Does grokking in modular arithmetic follow the same three-phase learning trajectory?
This explores whether the classic grokking story from modular arithmetic — train accuracy saturates, then generalization snaps in later — shows up as a clean three-phase arc, and what the corpus says about the shape of that memorize-then-generalize transition.
This reads the question as being about the *shape* of grokking — is it really a tidy three-phase trajectory? — rather than about modular arithmetic specifically, which the corpus doesn't cover head-on. What the collection does have is several independent attempts to count the phases of memorize-then-generalize learning, and they disagree in an interesting way.
The cleanest grokking result here frames it as a *two-state* phase transition, not three. Models memorize until they hit a measurable capacity ceiling — about 3.6 bits per parameter — and only once that storage fills does the shift to genuine generalization kick in When do language models stop memorizing and start generalizing?. On that account grokking isn't a gradual trajectory at all; it's a threshold you cross when memorization stops being a viable strategy.

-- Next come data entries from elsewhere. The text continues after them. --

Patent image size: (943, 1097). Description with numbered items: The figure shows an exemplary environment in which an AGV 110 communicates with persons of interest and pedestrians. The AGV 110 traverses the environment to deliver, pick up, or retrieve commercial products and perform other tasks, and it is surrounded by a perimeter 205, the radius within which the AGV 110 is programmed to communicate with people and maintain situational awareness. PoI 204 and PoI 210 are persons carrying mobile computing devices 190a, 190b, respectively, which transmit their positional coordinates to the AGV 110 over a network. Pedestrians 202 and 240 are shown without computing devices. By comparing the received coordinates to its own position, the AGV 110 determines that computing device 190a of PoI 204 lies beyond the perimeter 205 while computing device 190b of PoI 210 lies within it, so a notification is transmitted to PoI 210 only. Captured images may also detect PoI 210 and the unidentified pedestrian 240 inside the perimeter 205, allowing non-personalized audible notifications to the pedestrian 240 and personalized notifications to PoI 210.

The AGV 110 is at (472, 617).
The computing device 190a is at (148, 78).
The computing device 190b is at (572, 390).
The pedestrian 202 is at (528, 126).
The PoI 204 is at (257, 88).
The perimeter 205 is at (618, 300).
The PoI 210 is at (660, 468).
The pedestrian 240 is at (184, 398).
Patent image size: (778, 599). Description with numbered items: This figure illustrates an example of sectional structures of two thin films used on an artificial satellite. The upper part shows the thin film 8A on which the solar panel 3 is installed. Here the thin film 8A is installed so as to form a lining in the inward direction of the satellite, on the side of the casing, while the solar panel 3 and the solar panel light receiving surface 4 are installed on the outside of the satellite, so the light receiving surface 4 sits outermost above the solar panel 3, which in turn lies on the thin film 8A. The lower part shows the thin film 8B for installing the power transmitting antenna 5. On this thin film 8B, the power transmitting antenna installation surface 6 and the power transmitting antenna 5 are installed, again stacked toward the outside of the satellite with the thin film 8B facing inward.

A related finding from RLVR shows the tail end of this directly: a model can keep improving its test accuracy for 1,400 steps *after* training accuracy already hit 100% Can a single training example unlock mathematical reasoning? — the signature post-saturation gap that makes grokking look like delayed understanding.

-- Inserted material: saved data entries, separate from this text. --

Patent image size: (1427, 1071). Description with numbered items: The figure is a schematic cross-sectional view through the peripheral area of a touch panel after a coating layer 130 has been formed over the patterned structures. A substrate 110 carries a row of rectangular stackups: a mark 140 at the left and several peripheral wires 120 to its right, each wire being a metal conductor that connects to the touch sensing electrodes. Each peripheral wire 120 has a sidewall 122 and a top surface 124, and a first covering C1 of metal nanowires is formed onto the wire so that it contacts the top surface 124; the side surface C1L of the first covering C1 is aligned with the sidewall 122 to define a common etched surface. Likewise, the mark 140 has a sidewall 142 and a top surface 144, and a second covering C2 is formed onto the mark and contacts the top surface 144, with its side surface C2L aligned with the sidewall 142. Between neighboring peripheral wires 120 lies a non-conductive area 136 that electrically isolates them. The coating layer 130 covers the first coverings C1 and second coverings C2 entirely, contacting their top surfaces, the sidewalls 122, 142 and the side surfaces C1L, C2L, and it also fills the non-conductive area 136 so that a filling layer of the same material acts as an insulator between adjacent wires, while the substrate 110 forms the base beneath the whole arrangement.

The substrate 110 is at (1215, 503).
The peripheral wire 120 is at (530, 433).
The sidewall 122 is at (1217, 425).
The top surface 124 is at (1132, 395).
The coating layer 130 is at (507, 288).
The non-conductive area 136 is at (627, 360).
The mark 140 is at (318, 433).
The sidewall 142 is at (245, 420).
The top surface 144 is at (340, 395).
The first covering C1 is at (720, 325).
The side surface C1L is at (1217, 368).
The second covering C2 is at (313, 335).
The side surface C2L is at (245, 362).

Where a genuine three-phase structure does appear is in transformers learning multi-hop reasoning: memorization, then in-distribution generalization, then cross-distribution reasoning, with the jump to true reasoning marked by entity representations clustering together in the model's internal space How do transformers learn to reason across multiple steps?. That's the closest the corpus comes to validating a three-phase grokking arc — but notice it's three phases because the *task* has a compositional second hop, not because grokking inherently has three stages. The RL literature, meanwhile, counts *two* phases (master execution, then master strategy) Does RL training follow a predictable two-phase learning sequence?. So the number of phases tracks the task's structure, not a universal law of learning.

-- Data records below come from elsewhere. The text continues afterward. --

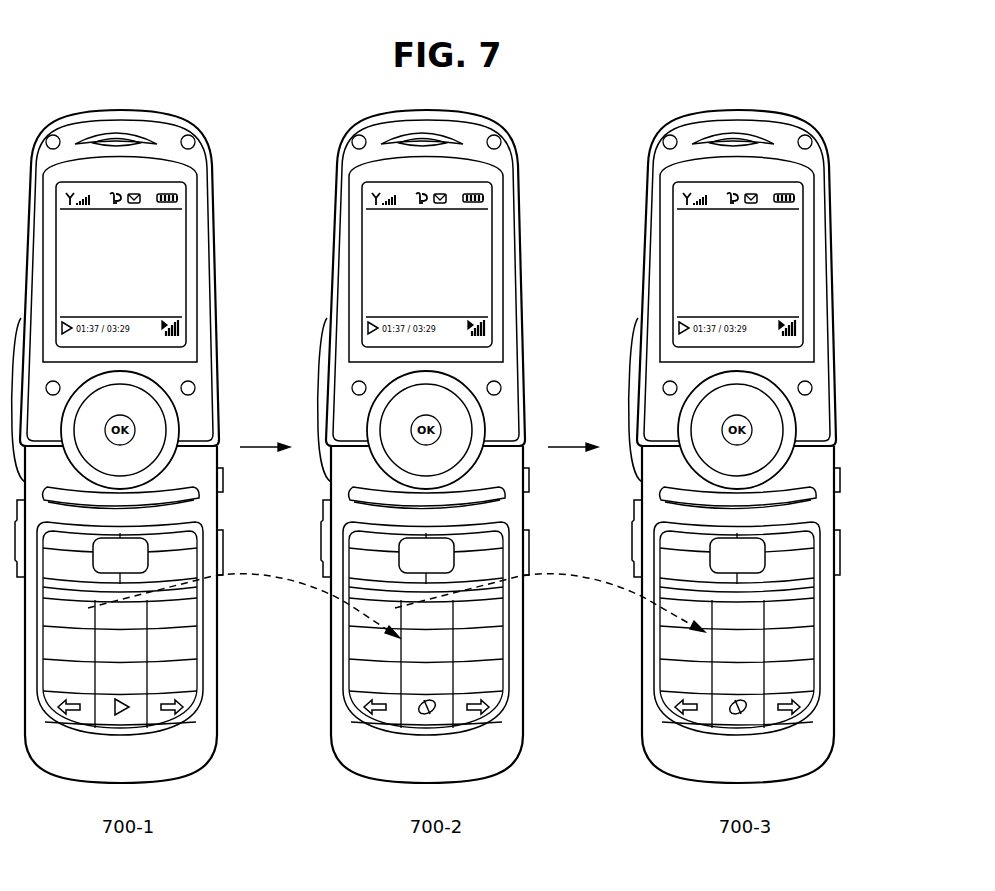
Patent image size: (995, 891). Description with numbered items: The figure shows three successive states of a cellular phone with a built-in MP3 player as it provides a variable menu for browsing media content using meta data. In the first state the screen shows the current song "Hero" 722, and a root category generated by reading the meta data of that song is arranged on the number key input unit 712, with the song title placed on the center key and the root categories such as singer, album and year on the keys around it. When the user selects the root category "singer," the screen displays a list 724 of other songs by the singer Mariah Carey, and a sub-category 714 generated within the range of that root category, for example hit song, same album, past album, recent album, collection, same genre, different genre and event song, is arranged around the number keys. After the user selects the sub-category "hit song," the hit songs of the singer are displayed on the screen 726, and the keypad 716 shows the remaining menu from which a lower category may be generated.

The current song display 722 is at (189, 228).
The list of other songs by the singer 724 is at (474, 264).
The hit song display 726 is at (781, 264).
The number key input unit 712 is at (208, 640).
The sub-category 714 is at (468, 628).
The keypad with search option keys 716 is at (777, 628).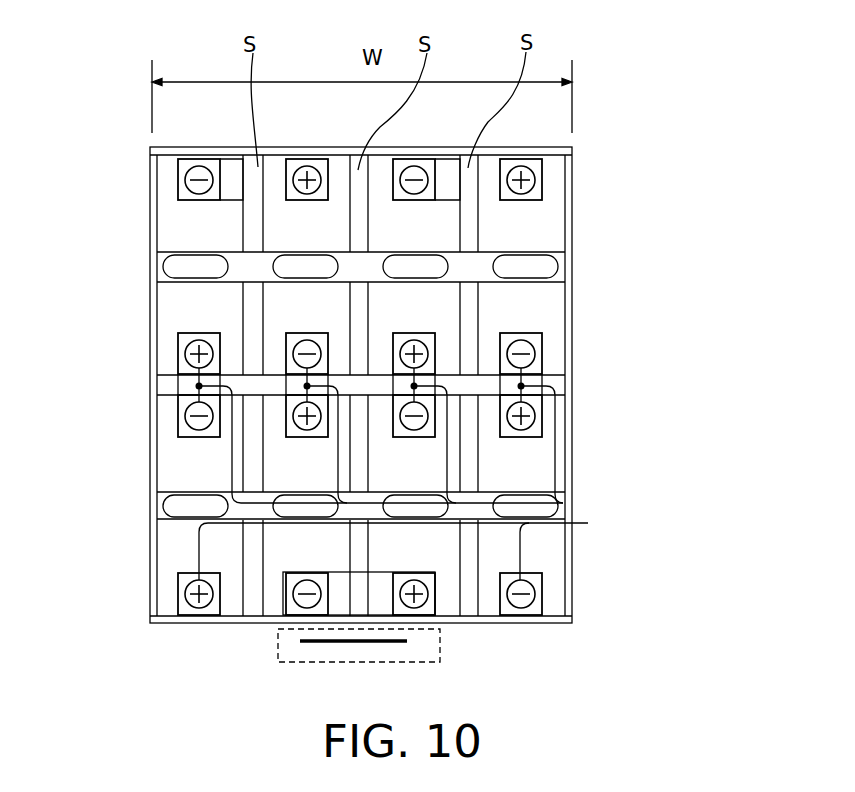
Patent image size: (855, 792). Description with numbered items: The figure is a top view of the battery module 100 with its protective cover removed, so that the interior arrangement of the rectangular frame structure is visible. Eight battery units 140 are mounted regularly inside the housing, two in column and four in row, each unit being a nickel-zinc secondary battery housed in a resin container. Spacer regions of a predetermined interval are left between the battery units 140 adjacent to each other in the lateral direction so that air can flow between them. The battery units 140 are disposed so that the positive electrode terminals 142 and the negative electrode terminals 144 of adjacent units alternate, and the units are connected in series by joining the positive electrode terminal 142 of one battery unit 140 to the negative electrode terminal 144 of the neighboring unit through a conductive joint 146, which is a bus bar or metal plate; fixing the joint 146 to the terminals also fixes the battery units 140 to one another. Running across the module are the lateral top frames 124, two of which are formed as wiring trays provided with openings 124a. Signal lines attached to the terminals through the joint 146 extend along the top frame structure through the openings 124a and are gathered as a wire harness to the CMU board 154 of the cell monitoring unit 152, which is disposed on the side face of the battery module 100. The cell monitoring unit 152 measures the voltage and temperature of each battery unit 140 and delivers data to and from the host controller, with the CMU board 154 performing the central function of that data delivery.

The battery module 100 is at (617, 123).
The lateral top frames 124 is at (535, 150).
The openings 124a is at (173, 510).
The battery units 140 is at (188, 304).
The positive electrode terminal 142 is at (176, 360).
The negative electrode terminal 144 is at (177, 179).
The conductive joint 146 is at (230, 200).
The cell monitoring unit 152 is at (440, 643).
The CMU board 154 is at (302, 642).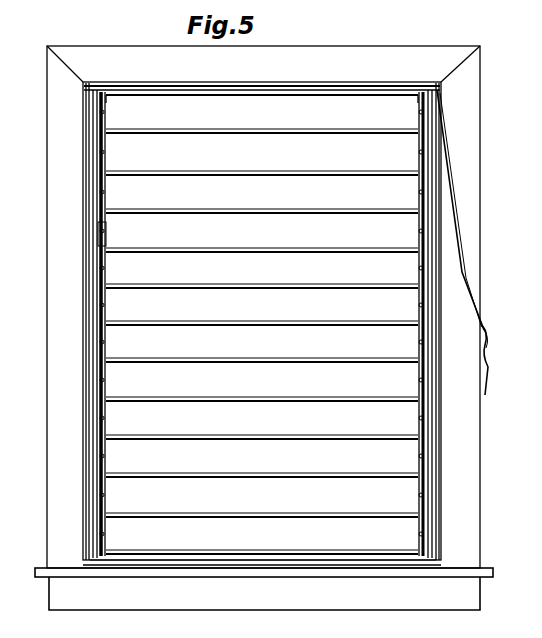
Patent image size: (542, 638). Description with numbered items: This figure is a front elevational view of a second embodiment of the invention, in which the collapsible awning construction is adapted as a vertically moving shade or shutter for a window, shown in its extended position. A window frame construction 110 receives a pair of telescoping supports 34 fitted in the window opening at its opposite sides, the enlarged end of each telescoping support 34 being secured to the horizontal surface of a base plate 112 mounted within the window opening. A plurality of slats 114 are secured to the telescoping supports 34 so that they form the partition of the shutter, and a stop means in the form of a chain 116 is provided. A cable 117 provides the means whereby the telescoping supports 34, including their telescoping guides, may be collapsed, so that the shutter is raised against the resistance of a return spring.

The window frame construction 110 is at (457, 149).
The base plate 112 is at (375, 86).
The telescoping support 34 is at (98, 141).
The chain 116 is at (104, 243).
The slats 114 is at (158, 514).
The cable 117 is at (463, 275).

The more unsettling thread: some of what looks like grokking may not be real generalization. Transformers often pass in-distribution tests by memorizing computation subgraphs and then collapse on novel compositions Do transformers actually learn systematic compositional reasoning?, and local token-level memorization — predicting from the immediately preceding tokens — accounts for up to 67% of reasoning errors, getting worse exactly when the problem shifts away from training distribution Where do memorization errors arise in chain-of-thought reasoning?. Modular arithmetic is the canonical grokking demo precisely because its clean algebraic structure lets you *prove* the model found the general rule. For messier tasks, a confident post-saturation accuracy curve might be the model getting better at subgraph matching rather than grokking the underlying function.
The thing worth taking away: 'how many phases' is the wrong question. The corpus suggests the real variable is whether the task has a capacity ceiling that forces memorization to fail (two-state transition) or a compositional layer that has to be learned separately on top (extra phase) — and whether the late-stage 'generalization' you observe is the genuine article or memorization wearing a disguise.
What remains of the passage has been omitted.